Introduction
The scale of trafficking worldwide can at best be estimated, but most practitioners and scholars agree it is both significant and increasing (Aronowitz 2009; Shelley 2010), aided by improved transportation infrastructures and advances in communication technologies, which traffickers are able to exploit in an increasingly globalised world.
There can be little doubt that globalisation has exerted transformative influences on the world's social, political and economic landscape. It has produced ‘winners’ and ‘losers’ (De la Dehesa 2006) and, according to the United Nations Office on Drugs and Crime (UNODC), it has promoted crime beyond borders (UNODC 2002). It has also contributed to accelerating rates, and changes in patterns, of migration. Increasing numbers of people now reside and work outside their countries of origin (Monzini 2005), while globally, at any given moment, significant numbers of individuals are on the move, so much so that we are now said to live in a ‘world in motion’ (Inda and Rosaldo 2002). This perpetual movement has transformed the nature of social relations that span borders; changes that have unsettled historic population movements and have seen the emergence of new, more fluid, transnational formations (Cohen 1997; Smith and Guarnizo 1998; Turner and Kelly 2009). The last few decades, however, have also witnessed other, historic changes. The collapse of the former Soviet Union towards the end of the last century, the wars and subsequent reconfiguration of borders across the region, all generated unprecedented movements of people, while the transition from command to market economies produced social and economic asymmetries which enriched some and simultaneously impoverished others.

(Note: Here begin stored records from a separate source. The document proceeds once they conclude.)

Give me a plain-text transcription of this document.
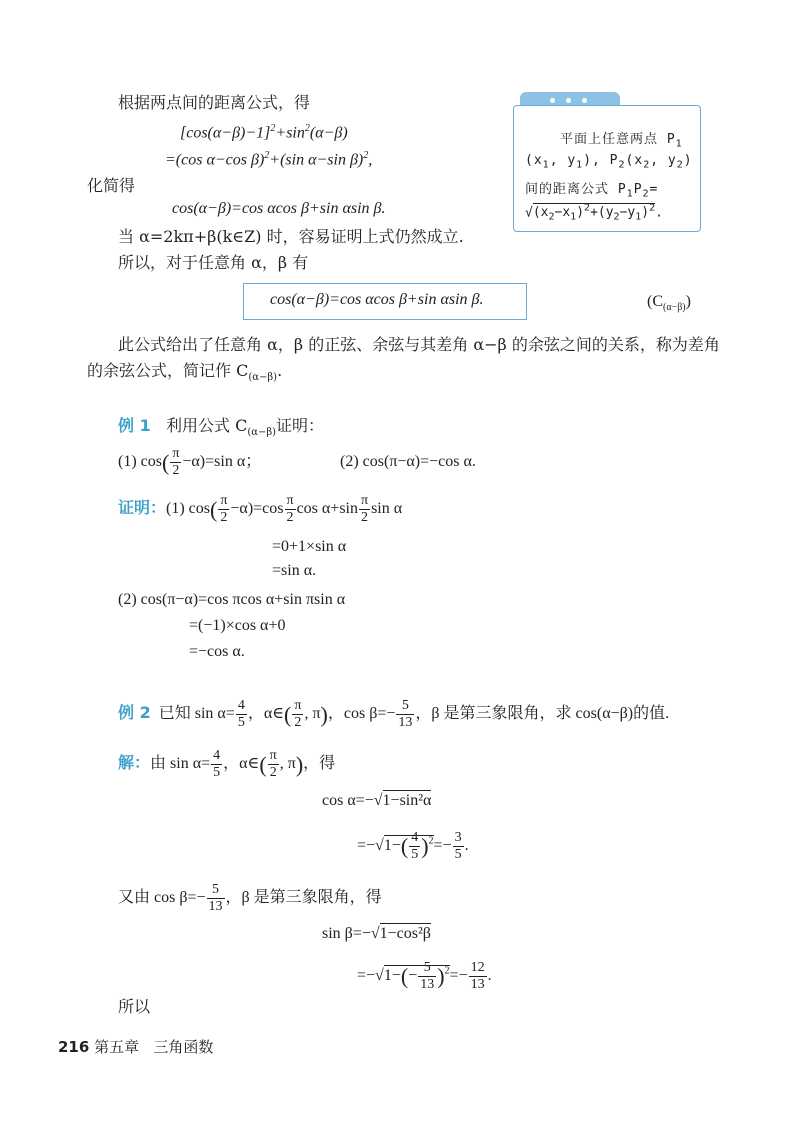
平面上任意两点 $P_1$
($x_1$, $y_1$), $P_2(x_2$, $y_2$)
间的距离公式 $P_1P_2=$
$√(x_2-x_1)^2+(y_2-y_1)^2$.
根据两点间的距离公式，得
$[\cos(\alpha-\beta)-1]^2+\sin^2(\alpha-\beta)$
=(cos α−cos β)$^2$+(sin α−sin β)$^2$,
化简得
cos(α−β)=cos αcos β+sin αsin β.
当 α=2kπ+β(k∈Z) 时，容易证明上式仍然成立.
所以，对于任意角 α，β 有
cos(α−β)=cos αcos β+sin αsin β.	$(C_{(\alpha-\beta)})$
此公式给出了任意角 α，β 的正弦、余弦与其差角 α−β 的余弦之间的关系，称为差角
的余弦公式，简记作 $C_{(\alpha-\beta)}$.
例 1 利用公式 $C_{(\alpha-\beta)}$证明：
(1) $\cos( \frac{\pi}{2} -\alpha)=\sin$ α；	(2) cos(π−α)=−cos α.
证明：(1) $\cos( \frac{\pi}{2} -\alpha)=\cos \frac{\pi}{2}$ $\cos \alpha+\sin \frac{\pi}{2}$ sin α
=0+1×sin α
=sin α.
(2) cos(π−α)=cos πcos α+sin πsin α
=(−1)×cos α+0
=−cos α.
例 2 已知 $\sin \alpha= \frac{4}{5}$ ，α∈( $\frac{\pi}{2}$ , π)，$\cos \beta=- \frac{5}{13}$ ，β 是第三象限角，求 cos(α−β)的值.
解：由 $\sin \alpha= \frac{4}{5}$ ，α∈( $\frac{\pi}{2}$ , π)，得
cos α=−√1−sin²α
$=-√1-( \frac{4}{5} )^2=- \frac{3}{5}$ .
又由 $\cos \beta=- \frac{5}{13}$ ，β 是第三象限角，得
sin β=−√1−cos²β
$=-√1-(- \frac{5}{13} )^2=- \frac{12}{13}$ .
所以
216 第五章 三角函数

These are among the factors that account for the rise and spread of trafficking. The disparate effects of globalisation, poverty, wars, political instability and the lack of sustainable livelihoods comprise the ‘fertile field’ (Kelly 2005), or conditions conducive to trafficking. Yet, in whatever combination they affect the lives of individuals, they do not sufficiently account for the increase in the sex trafficking of women and the growth of commercial sex markets across the world. While trafficking into other sectors is a significant phenomenon, and while the sex trafficking of young men and boys remains ‘thus far a terra incognita in terms of sociological research’ (Morawska 2007: 98–9), there is good reason for the continued focus on the sex trafficking of women, albeit with a shift in perspective.